Une rivalité latente au sommet de l’État
Cette stratégie politique alimente toutefois les spéculations sur l’évolution de la relation entre le président et son Premier ministre. La question d’un éventuel clash entre Bassirou Diomaye Faye et Ousmane Sonko reste aujourd’hui posée. Pour de nombreux observateurs, le chef de l’État chercherait progressivement à s’émanciper de l’influence de celui qui fut longtemps son mentor.
L’hypothèse d’une rivalité politique prend d’autant plus d’ampleur que certains soutiens de Diomaye Faye le voient déjà candidat pour les échéances électorales à venir, notamment les locales de 2027 et la présidentielle de 2029. Une perspective qui pourrait entrer en collision avec les ambitions de son Premier ministre.
En effet, malgré sa forte popularité auprès d’une partie de la population sénégalaise et des militants du Patriotes africains du Sénégal pour le travail, l’éthique et la fraternité (PASTEF), Ousmane Sonko demeure juridiquement fragilisé. Sa condamnation pour diffamation, confirmée par la justice sénégalaise, continue de peser sur ses ambitions présidentielles. Tant qu’il n’aura pas obtenu une révision de son procès ou une mesure d’amnistie, sa candidature à la magistrature suprême reste compromise.
Certains analystes estiment que cette situation pourrait indirectement servir les intérêts du président, qui disposerait ainsi d’un avantage politique dans la perspective d’un second mandat.
Une amitié politique mise à l’épreuve
Au-delà des calculs politiques, c’est aussi une relation personnelle de longue date qui semble aujourd’hui mise à rude épreuve. La tension grandissante entre les deux hommes nourrit les interrogations quant à l’avenir de leur collaboration.
Pourtant, un affrontement ouvert entre Bassirou Diomaye Faye et Ousmane Sonko pourrait fragiliser non seulement leur alliance, mais également l’équilibre du pouvoir au Sénégal. Un tel scénario risquerait aussi d’affaiblir le Patriotes africains du Sénégal pour le travail, l’éthique et la fraternité (PASTEF), dont l’unité repose en grande partie sur la complémentarité politique des deux figures.

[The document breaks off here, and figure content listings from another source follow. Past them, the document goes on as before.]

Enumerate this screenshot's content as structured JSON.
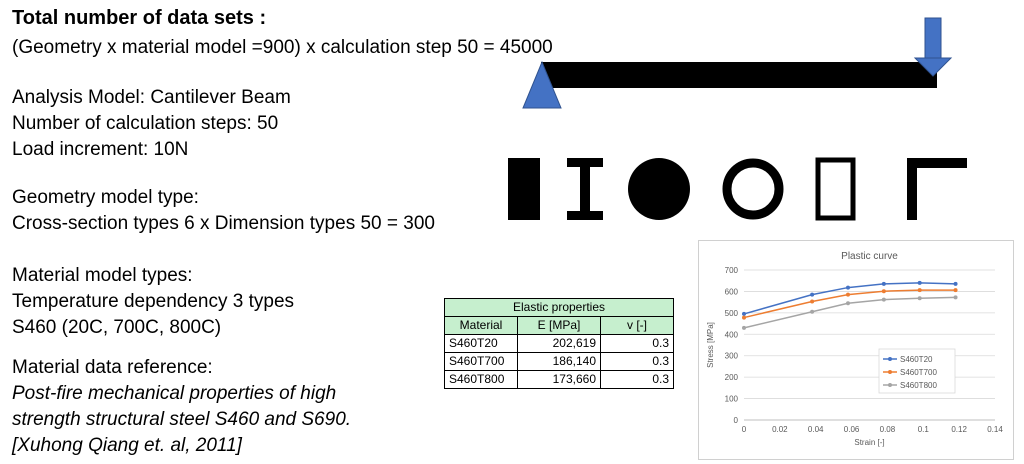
{
  "heading": "Total number of data sets :",
  "formula": "(Geometry x material model =900) x calculation step 50 = 45000",
  "analysis_model": "Analysis Model: Cantilever Beam",
  "calc_steps": "Number of calculation steps: 50",
  "load_increment": "Load increment: 10N",
  "geometry_title": "Geometry model type:",
  "geometry_detail": "Cross-section types 6 x Dimension types 50 = 300",
  "material_title": "Material model types:",
  "temp_dependency": "Temperature dependency 3 types",
  "s460_types": "S460 (20C, 700C, 800C)",
  "reference_title": "Material data reference:",
  "reference_lines": [
    "Post-fire mechanical properties of high",
    "strength structural steel S460 and S690.",
    "[Xuhong Qiang et. al, 2011]"
  ],
  "icons": [
    "cantilever-beam-icon",
    "rectangle-section-icon",
    "i-section-icon",
    "circle-section-icon",
    "tube-section-icon",
    "box-section-icon",
    "angle-section-icon"
  ],
  "table": {
    "title": "Elastic properties",
    "headers": [
      "Material",
      "E [MPa]",
      "v [-]"
    ],
    "rows": [
      [
        "S460T20",
        "202,619",
        "0.3"
      ],
      [
        "S460T700",
        "186,140",
        "0.3"
      ],
      [
        "S460T800",
        "173,660",
        "0.3"
      ]
    ],
    "header_color": "#c6efce"
  },
  "chart_data": {
    "type": "line",
    "title": "Plastic curve",
    "xlabel": "Strain [-]",
    "ylabel": "Stress [MPa]",
    "xlim": [
      0,
      0.14
    ],
    "ylim": [
      0,
      700
    ],
    "xticks": [
      "0",
      "0.02",
      "0.04",
      "0.06",
      "0.08",
      "0.1",
      "0.12",
      "0.14"
    ],
    "yticks": [
      "0",
      "100",
      "200",
      "300",
      "400",
      "500",
      "600",
      "700"
    ],
    "x": [
      0,
      0.038,
      0.058,
      0.078,
      0.098,
      0.118
    ],
    "series": [
      {
        "name": "S460T20",
        "color": "#4472c4",
        "values": [
          495,
          585,
          618,
          635,
          640,
          635
        ]
      },
      {
        "name": "S460T700",
        "color": "#ed7d31",
        "values": [
          478,
          553,
          585,
          601,
          606,
          606
        ]
      },
      {
        "name": "S460T800",
        "color": "#a5a5a5",
        "values": [
          430,
          505,
          545,
          562,
          568,
          572
        ]
      }
    ],
    "grid": true,
    "legend": "inside-right"
  }
}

D’un côté, certains partisans de Sonko estiment que l’élection de Diomaye Faye est largement le fruit du combat politique mené par leur leader. De l’autre, les soutiens du président rappellent que les Sénégalais ont fait un choix souverain en portant Bassirou Diomaye Faye au pouvoir, reconnaissant en lui les qualités nécessaires pour diriger le pays.
Dans ce contexte, chacun des deux hommes a beaucoup à perdre dans une rupture. Si le président venait à marginaliser les ambitions de son Premier ministre, cela pourrait être perçu par une partie de l’opinion comme une forme de trahison politique. À l’inverse, une contestation trop ouverte de l’autorité présidentielle par Sonko pourrait fragiliser l’action gouvernementale.
Pour de nombreux observateurs, la priorité pour les deux leaders serait donc de colmater les fissures et préserver l’équilibre de leur alliance. Car une crise prolongée entre les deux hommes pourrait non seulement compromettre leurs ambitions respectives, mais aussi peser sur la stabilité politique et la gestion des affaires de l’État au Sénégal.